The following passage appeared as part of an article in the Daily Toledo Blade on March 26, 1857. Pretty heavy content for its time.
The murder is one of the most brutal, horrid and disgusting, in all the annals of crime. A husband not only murders his wife, after cold-blooded premeditation, but he sits up nights, with his doors locked, cuts her into small pieces, and burns up her remains in the stove. The process occupied several days, in which time he drew largely on the shops around for shavings, and the unsavory scent went forth from the chimney. Ward has not yet had his sentence, but will be hung by the neck till he is dead, dead!

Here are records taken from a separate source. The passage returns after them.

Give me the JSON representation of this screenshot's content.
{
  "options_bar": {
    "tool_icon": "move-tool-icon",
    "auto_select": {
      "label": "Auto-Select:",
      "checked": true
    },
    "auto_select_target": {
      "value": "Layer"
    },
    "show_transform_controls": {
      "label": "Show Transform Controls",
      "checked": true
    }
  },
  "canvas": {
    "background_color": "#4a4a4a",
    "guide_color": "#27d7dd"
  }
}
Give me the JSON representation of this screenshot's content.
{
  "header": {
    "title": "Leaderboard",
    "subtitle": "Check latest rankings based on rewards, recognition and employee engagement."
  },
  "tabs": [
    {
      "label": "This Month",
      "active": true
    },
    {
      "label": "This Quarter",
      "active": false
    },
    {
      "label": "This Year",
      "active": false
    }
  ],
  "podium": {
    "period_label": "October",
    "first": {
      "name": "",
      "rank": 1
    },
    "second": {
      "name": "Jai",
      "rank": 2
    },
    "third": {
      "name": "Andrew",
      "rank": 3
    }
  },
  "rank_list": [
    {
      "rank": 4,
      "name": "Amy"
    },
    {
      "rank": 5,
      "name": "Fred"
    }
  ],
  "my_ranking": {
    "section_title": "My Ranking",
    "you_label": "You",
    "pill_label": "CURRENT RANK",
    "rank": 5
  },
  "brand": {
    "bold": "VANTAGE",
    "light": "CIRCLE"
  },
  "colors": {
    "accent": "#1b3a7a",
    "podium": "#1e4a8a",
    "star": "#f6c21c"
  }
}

On the heels of a violent thunderstorm to start the day, at 11 o’clock on the morning of June 12, 1857, 42-year-old Return Jonathan Meigs Ward was summoned from his prison cell and escorted to the gallows. Colonel Lucian Lathrop, also of Sylvania, secured his limbs.
Ward was dressed in a white robe, white pants and white slippers, with a cross around his neck, which he held in his hand. After he rambled on for a bit, the noose was placed around his neck by Sheriff Springer. He kissed one of the priests and arose to his feet saying “I am not afraid to die.” From the time until the fall, he was praying, uttering confession, and muttering incoherent sentences. The cap was drawn over his face by the sheriff; and he repeated a prayer after the priest. His last words were “Oh my God, I am thine! Thou art mine!”

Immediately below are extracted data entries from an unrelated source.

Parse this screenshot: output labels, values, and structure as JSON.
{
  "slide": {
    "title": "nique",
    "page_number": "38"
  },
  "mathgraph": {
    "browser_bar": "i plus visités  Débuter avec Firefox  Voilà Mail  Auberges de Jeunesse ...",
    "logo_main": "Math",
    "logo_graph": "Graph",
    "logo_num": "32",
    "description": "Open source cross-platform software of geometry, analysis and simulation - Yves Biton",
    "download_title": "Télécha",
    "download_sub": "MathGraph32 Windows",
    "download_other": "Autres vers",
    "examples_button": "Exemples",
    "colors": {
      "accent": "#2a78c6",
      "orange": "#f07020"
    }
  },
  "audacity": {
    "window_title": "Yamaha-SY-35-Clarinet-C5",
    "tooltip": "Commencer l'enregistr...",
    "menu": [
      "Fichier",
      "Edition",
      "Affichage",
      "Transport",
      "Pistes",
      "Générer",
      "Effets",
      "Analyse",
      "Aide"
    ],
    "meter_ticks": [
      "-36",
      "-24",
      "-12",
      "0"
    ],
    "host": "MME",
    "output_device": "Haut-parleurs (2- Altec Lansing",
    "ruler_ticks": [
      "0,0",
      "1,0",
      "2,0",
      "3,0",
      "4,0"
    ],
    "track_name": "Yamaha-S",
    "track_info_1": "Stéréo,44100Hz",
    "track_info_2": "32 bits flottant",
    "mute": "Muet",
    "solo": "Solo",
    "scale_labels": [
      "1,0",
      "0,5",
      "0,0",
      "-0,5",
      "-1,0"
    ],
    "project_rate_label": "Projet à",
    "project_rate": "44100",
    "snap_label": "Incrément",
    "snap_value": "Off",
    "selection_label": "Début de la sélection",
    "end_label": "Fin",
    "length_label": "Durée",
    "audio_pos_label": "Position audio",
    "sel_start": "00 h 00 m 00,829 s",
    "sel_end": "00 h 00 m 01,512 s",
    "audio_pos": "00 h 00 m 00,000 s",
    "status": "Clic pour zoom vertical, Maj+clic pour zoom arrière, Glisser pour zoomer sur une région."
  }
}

As he said those words, at precisely five minutes before 12 o’clock, the bolt was drawn and Ward dropped straight down, and hung motionless–only one slight motion of the feet and all was over. Ward was dead. We immediately left the place, and the incoherent ravings, the nervous and excited appearance of the murderer on the gallows, the still, white form of the slowly swinging body–none of those who were present will ever forget.
During the trial, Ward also admitted to killing two men, one in 1851 and another in 1852, the latter with an axe to the head. After he unjointed the legs, he fit the corpse into a dry goods box and drove 60 miles north where he disposed of the body in the Huron River.
In 1936, lifelong Sylvania resident Albert H. Randall wrote a letter describing what the entire west side of Main Street between Monroe and Maplewood looked like in 1886 before fire destroyed the west side of the block in 1887.
“My earliest recollection of Sylvania’s Main Street was Pop Polley’s Saloon, situated where the Council Chambers now stands (now a hardware store). Coming down the street (to the north) the next building was occupied by J.M. Bonough’s harness shop. Next was J.H. Parker’s grocery store. The next building had been occupied as a tailor shop in which a man murdered his wife and burned her body; we boys used to give this place a wide berth as we believed her spirit came back and prowled around at night.”
As a current resident on the same west block on Main Street, there’s not a time when I drive or walk by that I don’t think about what happened here in 1857. On particular nights when I’m out walking, I too have been known to give this area “a wide berth.”